In this case, some of this extreme ratio is being driven by the straightness of the trend-line. Since performance is capped between 0% and 100%, we know the trend cannot be straight forever. When we are so close to one of the bounds it is probably more accurate to use some kind of sigmoid trend-line. But no matter what kind of sigmoid we fit, the RL boost is still substantially smaller than the inference-scaling boost (and smaller in proportional terms too):
So that’s the simple case that most of the gains from RL-scaling are driven by the inference-scaling it opens up.
One obvious piece of further work would be to extend this analysis to models from other companies.

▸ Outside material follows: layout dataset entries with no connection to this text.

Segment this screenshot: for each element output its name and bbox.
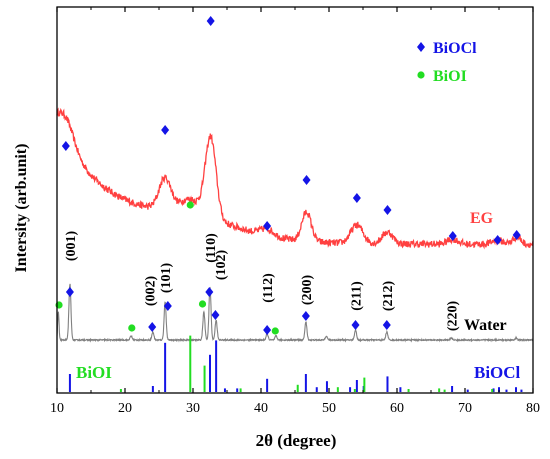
water-biocl-marker [163,301,172,311]
axes: 10 20 30 40 50 60 70 80 [50,6,540,416]
x-tick-label: 30 [186,401,200,416]
miller-index-label: (112) [261,273,276,303]
miller-index-label: (200) [300,275,315,306]
eg-biocl-marker [352,193,361,203]
eg-curve-label: EG [470,210,494,227]
water-bioi-marker [128,324,136,332]
eg-bioi-marker [186,201,194,209]
legend-label-biocl: BiOCl [433,40,477,57]
eg-biocl-marker [161,125,170,135]
water-biocl-marker [211,310,220,320]
x-tick-label: 20 [118,401,132,416]
miller-index-label: (102) [214,250,229,281]
x-tick-label: 70 [458,401,472,416]
miller-index-label: (220) [445,301,460,332]
water-biocl-marker [382,320,391,330]
eg-biocl-marker [493,235,502,245]
water-curve-label: Water [464,317,507,334]
water-bioi-marker [271,327,279,335]
biocl-reference-label: BiOCl [474,363,521,382]
miller-labels: (001) (002) (101) (110)(102) (112) (200) (211)… [64,231,460,332]
miller-index-label: (211) [350,281,365,311]
legend: BiOCl BiOI [417,40,477,85]
x-tick-label: 50 [322,401,336,416]
x-axis-label: 2θ (degree) [256,431,337,450]
plot-area [56,107,534,392]
water-biocl-marker [205,287,214,297]
y-axis-label: Intersity (arb.unit) [13,144,30,273]
water-biocl-marker [263,325,272,335]
eg-biocl-marker [302,175,311,185]
eg-biocl-marker [61,141,70,151]
x-tick-label: 60 [390,401,404,416]
water-biocl-marker [65,287,74,297]
water-bioi-marker [198,300,207,308]
legend-biocl-marker [417,42,425,52]
eg-biocl-marker [383,205,392,215]
eg-biocl-marker [263,221,272,231]
x-tick-label: 40 [254,401,268,416]
miller-index-label: (101) [159,263,174,294]
x-tick-label: 80 [526,401,540,416]
eg-biocl-marker [206,16,215,26]
miller-index-label: (002) [143,276,158,307]
legend-label-bioi: BiOI [433,68,467,85]
eg-biocl-marker [448,231,457,241]
water-biocl-marker [301,311,310,321]
water-series-line [56,283,534,343]
water-biocl-marker [351,320,360,330]
eg-biocl-marker [512,230,521,240]
miller-index-label: (212) [381,281,396,312]
bioi-reference-label: BiOI [76,363,112,382]
x-tick-label: 10 [50,401,64,416]
peak-markers [55,16,521,335]
water-biocl-marker [148,322,157,332]
legend-bioi-marker [417,71,425,79]
miller-index-label: (001) [64,231,79,262]
eg-series-line [56,107,534,250]
miller-index-label: (110) [204,233,219,263]
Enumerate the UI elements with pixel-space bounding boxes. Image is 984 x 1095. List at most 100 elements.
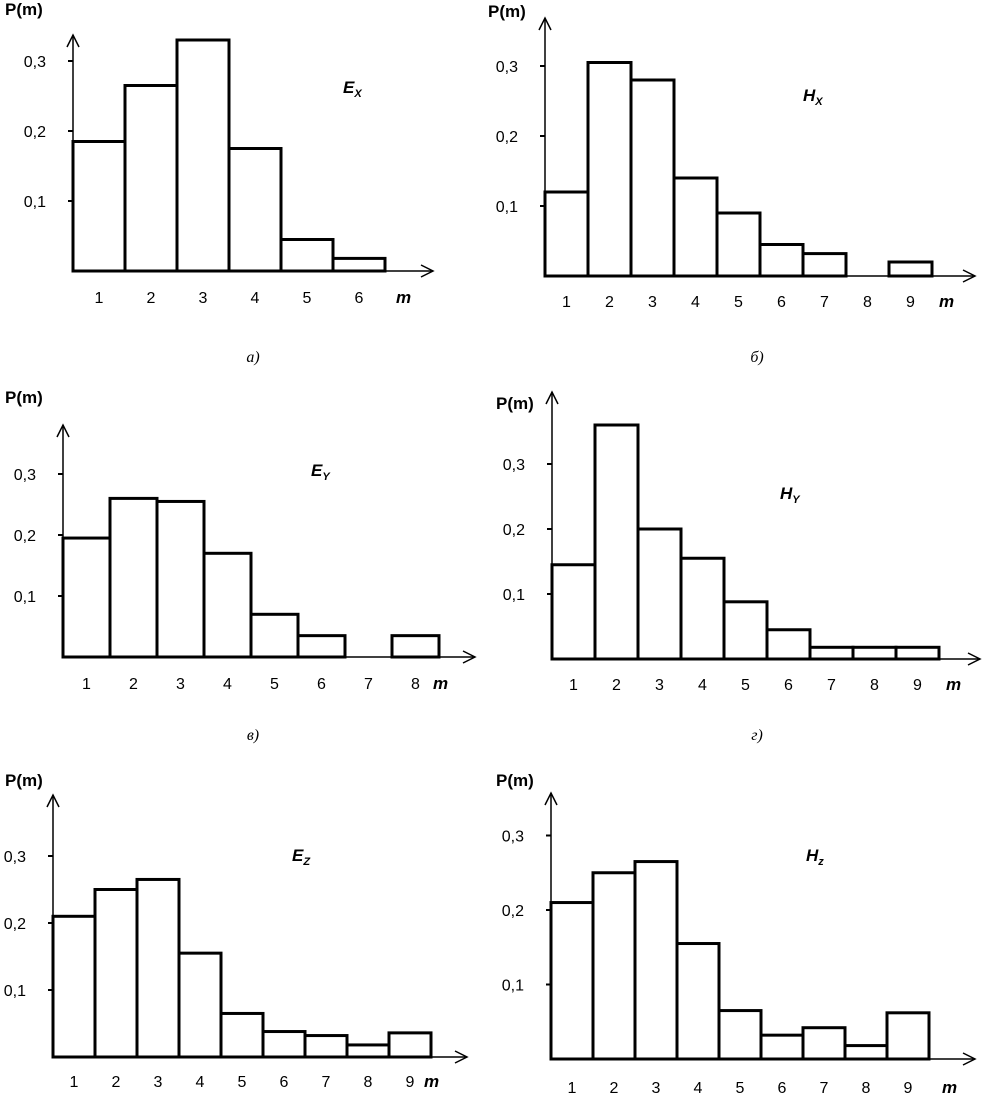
- panel-caption: г): [751, 727, 763, 744]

And an even more important piece of further work would be to examine the changes between generations of reasoning models. In particular, how would scaling up the RL post-training by a factor of 10 affect the inference-scaling trend-line? It would presumably move it up or left and might change its slope (though the ARC-AGI leaderboard suggests the slope usually stays the same). This extra RL training would presumably also enable longer chains of thought and thus more inference-scaling. The relationship between these two kinds of changes would determine whether further scaling of RL changes the importance of the RL boost compared to that of inference-scaling.
Alas, it is challenging for people outside the major labs to get the data to check this as simply using data from publicly released models will include gains from all other non-RL sources, inflating the apparent RL boost.
For now, I think the graphs we’ve seen here make a strong case that most of the gains from using RL to train reasoning models have been coming from scaling-up the number of tokens used to solve the task. This creates a flow of costs that have to be paid every time you use the model, substantially changing the business model, the risk profile, and the policy response.